# Muskie Outing



## GOTCHA (Apr 3, 2002)

Seems to be alot of interest in muskie fishing, lets start a muskie hunt outing, not to interfere with the LSC outing, lets get some feed back............


----------



## Downrod (Feb 20, 2002)

Mike

Count me in. I've got room for 3-4. Lets make sure its a different date from the LSC outing as I plan to fish that one too.

How about October 27th?


----------



## GOTCHA (Apr 3, 2002)

Sounds great, maybe do a split, fish for perch in the morning and muskie in the afternoon, take home some vittles...


----------



## Gone Fishing (Jul 31, 2001)

Hard to drag me away from the Perch at that time of year but I would be interested as long as the H.P.Y.C. Perch tourney isn't that Saturday. I have to go give GOTCHA some competition. LOL


----------



## Downrod (Feb 20, 2002)

Hey I was only kidding about the date. Actually I will probably be fishing that date Hog Time!!! 

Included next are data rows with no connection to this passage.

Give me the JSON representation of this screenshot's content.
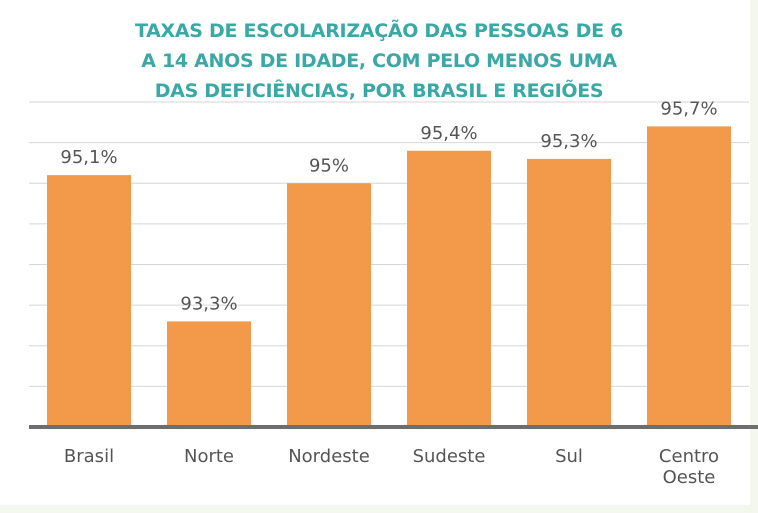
{
  "chart_data": {
    "type": "bar",
    "title": "TAXAS DE ESCOLARIZAÇÃO DAS PESSOAS DE 6 A 14 ANOS DE IDADE, COM PELO MENOS UMA DAS DEFICIÊNCIAS, POR BRASIL E REGIÕES",
    "categories": [
      "Brasil",
      "Norte",
      "Nordeste",
      "Sudeste",
      "Sul",
      "Centro Oeste"
    ],
    "values": [
      95.1,
      93.3,
      95,
      95.4,
      95.3,
      95.7
    ],
    "value_labels": [
      "95,1%",
      "93,3%",
      "95%",
      "95,4%",
      "95,3%",
      "95,7%"
    ],
    "color": "#f29a4a",
    "ylim": [
      92,
      96
    ],
    "yticks": [
      92.5,
      93,
      93.5,
      94,
      94.5,
      95,
      95.5,
      96
    ],
    "grid": true
  }
}
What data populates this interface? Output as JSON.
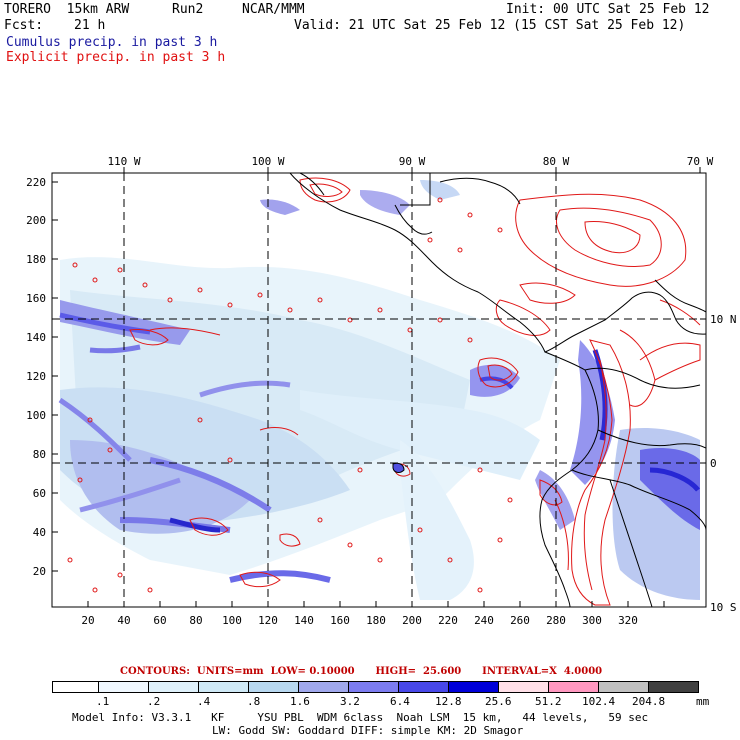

I think we should do something much earlier though,

End of June, first week of July??

Whenever count me in


----------



## GOTCHA (Apr 3, 2002)

June 15th is the walleye tournament and july 20-21-22 is the muskie slam, I belive the second week in october is the perch tournament, and john I love competion


----------



## ESOX (Nov 20, 2000)

I'm in, I'll be the guy way back in the cuts with the big bend in his rod. (The one everyone looks at as they zip by and figure you have one nasty snag.)


----------



## dieguy (Mar 8, 2002)

I'm in, i could provide a full cooler!


----------



## The Highlander (Mar 25, 2002)

I found u gias. Opps have to use my spell check, I AM IN !!! My boat or your's no matter, I'll touch base with Omerjim and see if I can talk him into playing hooky.
Tony


----------